石放左右张望了一下,四周朦朦胧胧,一层淡黄的色光形成了一道屏障,将他与外界阻隔。
光线忽然一暗,石放看了眼正前方,一个人正背着灯站在前面。
石放下意识的去拔腰上的扇子,一伸手,却握了个空,眼睛一闭,提了一口气,却发现体内的力道空空荡荡。
如意果的力量,在这里是没有用的。前面那个人开口说道,这是个男人的声音,听上去很有磁性。
为什么?石放问道。
无生,也就无死,既然无生无死,也就没有意义;既然没有意义,还需要如什么意呢?这人说道。
嗯,说有道理,值得表扬。石放赞道。
只有这无生谷,才能收了如意果,这是一个连他们都不知道的秘密。这人说道。
他们是谁?石放问道。
不就是那两个梦么?这人说道。
你又是怎么知道的?石放问道。
你不问问我是谁么?那人问道。
我学会了即使再好奇,也不要主动去问你最想知道的东西。石放答道。
拐弯抹角,可不是什么正道。那人说道。
曲径通幽,也是明性之法。石放说道。
这不是陷阱,你不必那么紧张。那人走近了一步说道。
石放眉头一皱,身子微微一侧,握了握拳头道:这也不是净土,你大可不必那么轻松。
你皱了眉头,又握紧了拳,干什么?害怕么?心若净了,哪里都是净土,何况,我一向那么轻松。这人说道。

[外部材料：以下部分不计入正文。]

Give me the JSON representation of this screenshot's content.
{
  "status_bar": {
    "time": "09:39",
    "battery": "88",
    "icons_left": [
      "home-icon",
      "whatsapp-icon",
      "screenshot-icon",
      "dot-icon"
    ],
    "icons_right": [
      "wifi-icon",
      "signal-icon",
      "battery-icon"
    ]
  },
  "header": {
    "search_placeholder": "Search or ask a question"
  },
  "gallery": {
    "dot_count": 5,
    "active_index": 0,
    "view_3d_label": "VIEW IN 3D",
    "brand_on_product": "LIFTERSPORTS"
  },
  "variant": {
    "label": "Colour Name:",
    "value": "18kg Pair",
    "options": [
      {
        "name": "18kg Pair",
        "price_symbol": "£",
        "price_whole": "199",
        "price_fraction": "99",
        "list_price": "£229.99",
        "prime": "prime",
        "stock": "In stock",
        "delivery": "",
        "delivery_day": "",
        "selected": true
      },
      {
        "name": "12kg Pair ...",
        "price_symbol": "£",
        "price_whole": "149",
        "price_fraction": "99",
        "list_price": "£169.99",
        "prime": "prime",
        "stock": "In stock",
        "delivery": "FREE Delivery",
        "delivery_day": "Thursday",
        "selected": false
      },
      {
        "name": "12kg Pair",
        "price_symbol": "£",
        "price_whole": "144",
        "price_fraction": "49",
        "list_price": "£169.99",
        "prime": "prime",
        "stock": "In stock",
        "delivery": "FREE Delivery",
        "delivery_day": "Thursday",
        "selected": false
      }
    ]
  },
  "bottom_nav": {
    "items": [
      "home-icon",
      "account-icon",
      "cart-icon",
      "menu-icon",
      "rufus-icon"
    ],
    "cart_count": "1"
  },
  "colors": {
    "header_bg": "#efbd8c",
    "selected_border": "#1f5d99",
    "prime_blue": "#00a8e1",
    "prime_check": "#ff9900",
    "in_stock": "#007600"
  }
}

我的脚没有动,你怎么能没看到?我的声音没有变,你怎么又没看到?
你的心并不净,所以会看到我眉头皱了;你的身体也并不轻松,所以看到我拳头握了,看来,你不但紧张,还一直都很惊慌。石放说道。
呵呵呵呵呵,死了的鸭子,嘴都是硬的,只怕肉都被人啃了八遍了,他还能顶上几句嘴。那人笑道。
哈哈哈哈哈,那你还跟我拌什么嘴,还不自打三个耳光,快去给我打壶酒喝,然后躺回到盘子里给我下酒。石放大笑道。
哼哼,有的人,是永远也说服不了的,他们总认为他自己是对的,于是便陷入自己的观点之中难以自拔,他们总认为自己能把握人生改变世界,却不知自己是如此的渺小。
比如你,你正在这红莲之中,哪里也去不了,徒劳而焦急的等待着未知的恐怖降临,你不过是个渺小的凡人,有些运气得了如意果,便自以为能包打天下,万事如意。
你看看现在的你,困在这里,多么的无助,跟我狡辩的时候,你不觉得害臊么。那人轻哼道。
嚯嚯嚯哈哈哈哈。石放突然放声大笑。
你笑什么?这人莫名的问道。
我知道你是谁了,你终于暴露了你的本来面目?石放突然收起笑容,一脸严肃的说道。
那人身子微微一动,压抑着内心的得意问道:算是你还识点相,能够猜到我是谁,看来我们没白把你请来。
你是我厨房里那只蟑螂。石放指着那人说道。
什么?这人听了一愣。
有的人,总喜欢偷偷摸摸的窥探世界,他总结出一套邋遢的道理去揣摩世人,于是他便沉迷于这种道理之中难以自拔。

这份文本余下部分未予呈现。